Персонология И. А. Гончарова: проблема самоидентификации личности в первой части романа «Обломов»
Автор: Синякова Людмила Николаевна
Журнал: Вестник Новосибирского государственного университета. Серия: История, филология @historyphilology
Рубрика: Литературоведение
Статья в выпуске: 2 т.11, 2012 года.
Бесплатный доступ
В статье исследуется этико-философский и психологический аспекты проблемы человека в романе И. А. Гончарова «Обломов». В композиционной логике первой части романа обнаруживается последовательное углубление проблемы самоидентификации главного героя, в повествовании формулируются важнейшие авторские воззрения на роль и место человека в мире.
Личностное самоопределение, этическое мировоззрение, духовная биография, ответственность, выбор
Короткий адрес: https://sciup.org/14737737
IDR: 14737737
Текст научной статьи Персонология И. А. Гончарова: проблема самоидентификации личности в первой части романа «Обломов»
Первая часть романа И. А. Гончарова «Обломов» функционально осуществляет введение в его этико-философскую проблематику и психологическое пространство. В одиннадцати главах первой части, не говоря уже о широко прокомментированном в науке относительно самостоятельном фрагменте «Сон Обломова» (гл.
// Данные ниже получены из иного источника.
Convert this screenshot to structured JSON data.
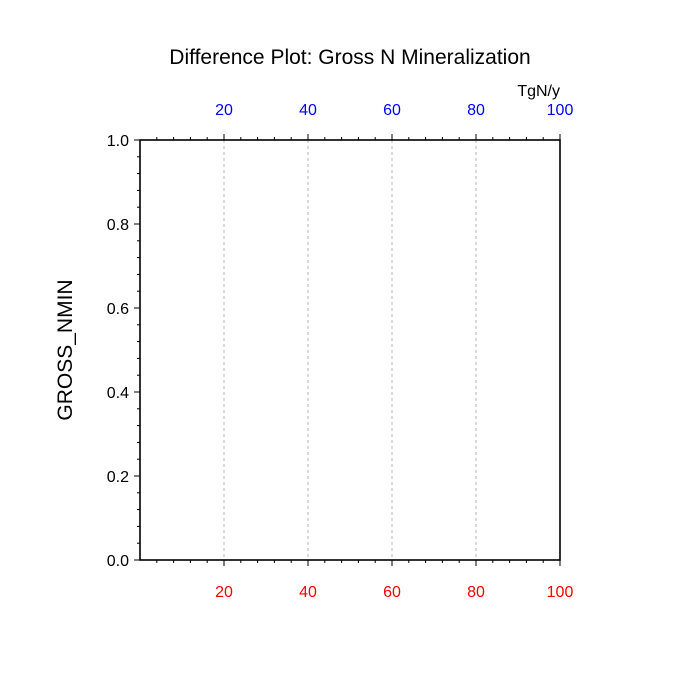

IX) (см.: [Краснощекова, 1997. С. 251–270; Отрадин, 1994. С. 72–93; Ляпушкина, 1992; Матлин, 2003; Пырков, 2003; Бёмиг, 1994] и др.), содержится, помимо наброска духовной биографии главного действующего лица, персонологическая программа всего романа. Уточним: в литературоведении персонология – это философия человека, сложившаяся в творческом сознании какого-либо писателя, осуществленная в творческой деятельности как в системно-философском единстве, так и в формально-поэтической целостности. Редуцируя это высказывание, получим определение: «идея о человеке и дискурс человека в художественном мире произведения».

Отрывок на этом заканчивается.